—  Верней не бывает! — поддакнул Русаков.

А однажды они сделали хороший запас дров на всю предстоящую зиму. Правда, смолевые, длин­ные кряжи были завезены тоже при отце, но их предстояло разделать, и Русаков принес пилу с бензиновым мотором.

Ею — грузноватой, зубастой — он орудовал, ко­нечно, сам.

Пашка сначала ко всему, как приказал Русаков, лишь приглядывался с крыльца.

Пила фыркала дымом, ревела, визжала, яростно тряслась. Со стороны казалось, дай ей малую волю, и она сама собой заскачет по примятой траве, вспрыгнет на громоздкие бревна, а оттуда сиганет прямо в небо. Она желала взвиться под облака, но Русаков ее ловко укрощал. И вот она сердито резала свилеватые, крепкие кряжи, как пряники; и вот на траве вспухали желтыми сугро­бами опилки; и в полосатую тень ограды-штакет­ника откатывались широкие чурбаки.

Когда же бензиновую гарь относило ветром, то над двором, над крыльцом всплывал приятный запах уже пересохшей, но и все еще не утратившей лесного духа сосновой живицы.

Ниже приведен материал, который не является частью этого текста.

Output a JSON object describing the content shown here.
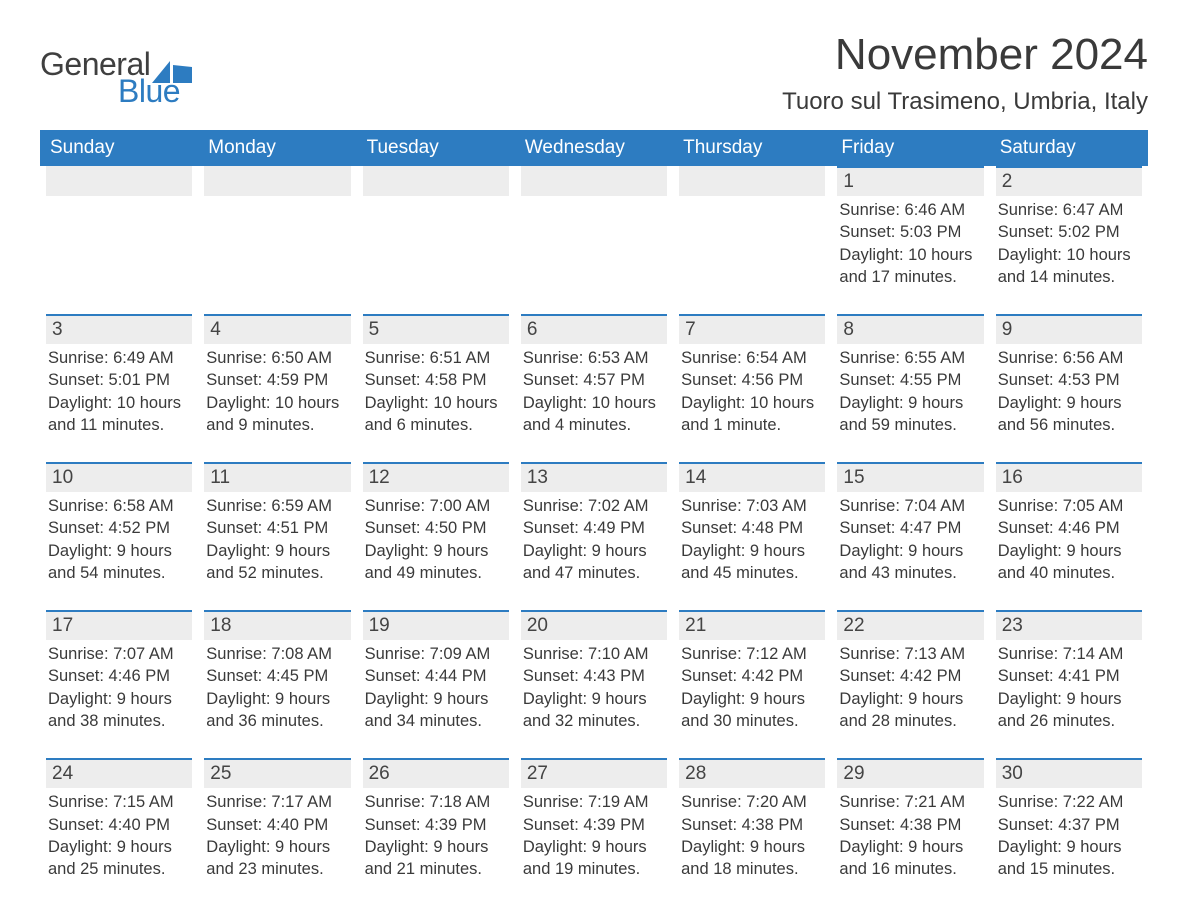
{
  "brand": {
    "word1": "General",
    "word2": "Blue",
    "iconColor": "#2d7cc1"
  },
  "title": "November 2024",
  "location": "Tuoro sul Trasimeno, Umbria, Italy",
  "colors": {
    "headerBg": "#2d7cc1",
    "headerText": "#ffffff",
    "cellTopBorder": "#2d7cc1",
    "dayBarBg": "#ededed",
    "bodyText": "#3a3a3a",
    "pageBg": "#ffffff"
  },
  "typography": {
    "titleFontSize": 44,
    "locationFontSize": 24,
    "weekdayFontSize": 19,
    "dayNumFontSize": 19,
    "bodyFontSize": 16.5,
    "fontFamily": "Arial"
  },
  "layout": {
    "columns": 7,
    "rows": 5
  },
  "weekdays": [
    "Sunday",
    "Monday",
    "Tuesday",
    "Wednesday",
    "Thursday",
    "Friday",
    "Saturday"
  ],
  "weeks": [
    [
      {
        "day": null
      },
      {
        "day": null
      },
      {
        "day": null
      },
      {
        "day": null
      },
      {
        "day": null
      },
      {
        "day": 1,
        "sunrise": "6:46 AM",
        "sunset": "5:03 PM",
        "daylight": "10 hours and 17 minutes."
      },
      {
        "day": 2,
        "sunrise": "6:47 AM",
        "sunset": "5:02 PM",
        "daylight": "10 hours and 14 minutes."
      }
    ],
    [
      {
        "day": 3,
        "sunrise": "6:49 AM",
        "sunset": "5:01 PM",
        "daylight": "10 hours and 11 minutes."
      },
      {
        "day": 4,
        "sunrise": "6:50 AM",
        "sunset": "4:59 PM",
        "daylight": "10 hours and 9 minutes."
      },
      {
        "day": 5,
        "sunrise": "6:51 AM",
        "sunset": "4:58 PM",
        "daylight": "10 hours and 6 minutes."
      },
      {
        "day": 6,
        "sunrise": "6:53 AM",
        "sunset": "4:57 PM",
        "daylight": "10 hours and 4 minutes."
      },
      {
        "day": 7,
        "sunrise": "6:54 AM",
        "sunset": "4:56 PM",
        "daylight": "10 hours and 1 minute."
      },
      {
        "day": 8,
        "sunrise": "6:55 AM",
        "sunset": "4:55 PM",
        "daylight": "9 hours and 59 minutes."
      },
      {
        "day": 9,
        "sunrise": "6:56 AM",
        "sunset": "4:53 PM",
        "daylight": "9 hours and 56 minutes."
      }
    ],
    [
      {
        "day": 10,
        "sunrise": "6:58 AM",
        "sunset": "4:52 PM",
        "daylight": "9 hours and 54 minutes."
      },
      {
        "day": 11,
        "sunrise": "6:59 AM",
        "sunset": "4:51 PM",
        "daylight": "9 hours and 52 minutes."
      },
      {
        "day": 12,
        "sunrise": "7:00 AM",
        "sunset": "4:50 PM",
        "daylight": "9 hours and 49 minutes."
      },
      {
        "day": 13,
        "sunrise": "7:02 AM",
        "sunset": "4:49 PM",
        "daylight": "9 hours and 47 minutes."
      },
      {
        "day": 14,
        "sunrise": "7:03 AM",
        "sunset": "4:48 PM",
        "daylight": "9 hours and 45 minutes."
      },
      {
        "day": 15,
        "sunrise": "7:04 AM",
        "sunset": "4:47 PM",
        "daylight": "9 hours and 43 minutes."
      },
      {
        "day": 16,
        "sunrise": "7:05 AM",
        "sunset": "4:46 PM",
        "daylight": "9 hours and 40 minutes."
      }
    ],
    [
      {
        "day": 17,
        "sunrise": "7:07 AM",
        "sunset": "4:46 PM",
        "daylight": "9 hours and 38 minutes."
      },
      {
        "day": 18,
        "sunrise": "7:08 AM",
        "sunset": "4:45 PM",
        "daylight": "9 hours and 36 minutes."
      },
      {
        "day": 19,
        "sunrise": "7:09 AM",
        "sunset": "4:44 PM",
        "daylight": "9 hours and 34 minutes."
      },
      {
        "day": 20,
        "sunrise": "7:10 AM",
        "sunset": "4:43 PM",
        "daylight": "9 hours and 32 minutes."
      },
      {
        "day": 21,
        "sunrise": "7:12 AM",
        "sunset": "4:42 PM",
        "daylight": "9 hours and 30 minutes."
      },
      {
        "day": 22,
        "sunrise": "7:13 AM",
        "sunset": "4:42 PM",
        "daylight": "9 hours and 28 minutes."
      },
      {
        "day": 23,
        "sunrise": "7:14 AM",
        "sunset": "4:41 PM",
        "daylight": "9 hours and 26 minutes."
      }
    ],
    [
      {
        "day": 24,
        "sunrise": "7:15 AM",
        "sunset": "4:40 PM",
        "daylight": "9 hours and 25 minutes."
      },
      {
        "day": 25,
        "sunrise": "7:17 AM",
        "sunset": "4:40 PM",
        "daylight": "9 hours and 23 minutes."
      },
      {
        "day": 26,
        "sunrise": "7:18 AM",
        "sunset": "4:39 PM",
        "daylight": "9 hours and 21 minutes."
      },
      {
        "day": 27,
        "sunrise": "7:19 AM",
        "sunset": "4:39 PM",
        "daylight": "9 hours and 19 minutes."
      },
      {
        "day": 28,
        "sunrise": "7:20 AM",
        "sunset": "4:38 PM",
        "daylight": "9 hours and 18 minutes."
      },
      {
        "day": 29,
        "sunrise": "7:21 AM",
        "sunset": "4:38 PM",
        "daylight": "9 hours and 16 minutes."
      },
      {
        "day": 30,
        "sunrise": "7:22 AM",
        "sunset": "4:37 PM",
        "daylight": "9 hours and 15 minutes."
      }
    ]
  ],
  "labels": {
    "sunrise": "Sunrise:",
    "sunset": "Sunset:",
    "daylight": "Daylight:"
  }
}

Ну, а затем Русаков принялся тяжелым колу­ном расшибать чурки на легкие поленья. Пашке он велел поленья складывать в кладку. И опять получалось: Пашка тут не простой зевака — он такой же, как Русаков, труженик.

Пашкиного усердия не пропустила мимо глаз и бабушка, когда вышла на крыльцо.

—  Ох,— сказала    она    ласково, — внучек-то    у меня мастак, работничек! Вон как полешки ровне­хонько укладывает, вон как!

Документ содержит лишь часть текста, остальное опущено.